Procuravam, estes grandes pensadores, um princípio único e unificador que
explicasse porque as coisas são que
o são (4).
Um desses homens era Heráclito, que
vivia em Éfeso. Heráclito acreditava que a condição essencial da própria vida
era o “fluxo”, isto é, o fato de que nada era absoluto e tudo mudava.
Pitágoras, que nasceu em Samos, mas residiu a maior parte de sua vida na
colônia grega de Crotona, Itália, acreditava que o universo era ordenado por um
sistema harmonioso de números. Desses conceitos nasceu o Teorema de Pitágoras.
O terceiro desses primitivos
filósofos foi Xenófanes, que, forçado a sair de sua terra na Jônia por uma
invasão persa, estabeleceu-se em Eléia, na Itália. Xenófanes fundou uma escola
filosófica, onde ensinava que o universo era ordenado por um ser único, supremo
e divino, que agia exclusivamente por meio do pensamento (5).
Embora esses primeiros cientistas e
filósofos dessem a maior importância ao seu trabalho e não hesitassem em
rejeitar os velhos mitos sobre os deuses, se os mesmos estivessem em desacordo
com suas teorias, ainda acreditavam em alguma direção divina do mundo. Se
tivessem que desacreditar no velho mito criariam um novo para lhe tomar o
lugar.
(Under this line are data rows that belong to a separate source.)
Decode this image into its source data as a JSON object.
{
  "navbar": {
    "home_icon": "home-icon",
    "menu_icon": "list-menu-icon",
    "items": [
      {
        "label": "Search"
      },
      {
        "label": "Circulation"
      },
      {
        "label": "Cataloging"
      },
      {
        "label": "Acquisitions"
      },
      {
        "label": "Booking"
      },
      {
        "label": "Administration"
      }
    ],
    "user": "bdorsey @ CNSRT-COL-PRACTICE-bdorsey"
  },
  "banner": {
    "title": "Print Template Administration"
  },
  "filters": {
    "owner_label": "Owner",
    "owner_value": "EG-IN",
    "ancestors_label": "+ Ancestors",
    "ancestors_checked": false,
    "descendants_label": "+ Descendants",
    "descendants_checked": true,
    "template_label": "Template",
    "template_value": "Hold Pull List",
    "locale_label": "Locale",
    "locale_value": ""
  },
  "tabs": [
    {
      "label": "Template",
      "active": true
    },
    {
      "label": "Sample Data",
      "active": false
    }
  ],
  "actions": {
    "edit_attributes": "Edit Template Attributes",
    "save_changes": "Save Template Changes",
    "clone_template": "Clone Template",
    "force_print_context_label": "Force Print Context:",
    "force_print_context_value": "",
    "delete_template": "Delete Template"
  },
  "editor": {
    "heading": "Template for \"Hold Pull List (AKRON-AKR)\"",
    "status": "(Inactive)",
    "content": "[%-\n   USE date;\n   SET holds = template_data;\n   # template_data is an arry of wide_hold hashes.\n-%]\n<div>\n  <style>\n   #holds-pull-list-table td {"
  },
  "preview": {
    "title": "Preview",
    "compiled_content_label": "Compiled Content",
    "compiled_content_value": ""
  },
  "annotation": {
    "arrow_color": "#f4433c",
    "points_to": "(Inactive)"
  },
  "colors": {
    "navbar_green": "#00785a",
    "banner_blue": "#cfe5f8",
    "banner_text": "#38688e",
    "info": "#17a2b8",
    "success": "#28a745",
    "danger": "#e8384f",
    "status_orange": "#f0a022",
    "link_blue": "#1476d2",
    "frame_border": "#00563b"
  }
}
Não se pode denominar esses métodos de científicos. Trabalhando no
próprio alvorecer da Ciência, agiam principalmente por meios de rasgos de
intuição e de inspiradas conjecturas. Não obstante, alguma das suas conclusões
são espantosas. Anaxímandro, por exemplo, afirmou que o mundo era apenas uma
série interminável de mundos; Xenófanes declarou que o homem tinha saído
originalmente do mar e apresentou fósseis como prova. Xenófanes, foi, desse
modo, um precursor da moderna afirmação científica sobre o assunto (6).
Entre os gregos, a procura do
conhecimento científico dava tanto prazer como a apreciação das artes. Não
faziam distinção entre o amor da beleza e o amor da verdade. A ideia de beleza
é densa (Kalos, Kaloi) = Belo – Bem – Verdadeiro, supõe a busca contínua pela
perfeição. O mito fornece a tônica das relações entre deuses e homens e do
entendimento da harmonia das formas, a busca determinante pelo equilíbrio. Essa
busca está presente, principalmente entre os séculos V e IV a.C. na construção
dos templos, no teatro, na poesia, nas artes de modo geral. Esse sentido
reflete a obrigação do homem de tirar o máximo proveito de seus dons naturais:
“tudo o que valia a pena fazer, devia ser bem feito” (7) e, assim, até mesmo os
vasos mais simples têm um notável toque de distinção. Até objetos utilitários,
como moedas, são pequenas obras-primas em relevo em ouro e prata. Nesse
contexto, visão científica ou filosófica, relações diretas (uma ponte) entre
Arte e Vida estavam em conexão.
Na escultura, esse sentido de fina
execução era inspirado e reforçado por algo mais sublime. A escultura grega
tinha de ser digna dos deuses e estar inserida nas proposições mitológicas.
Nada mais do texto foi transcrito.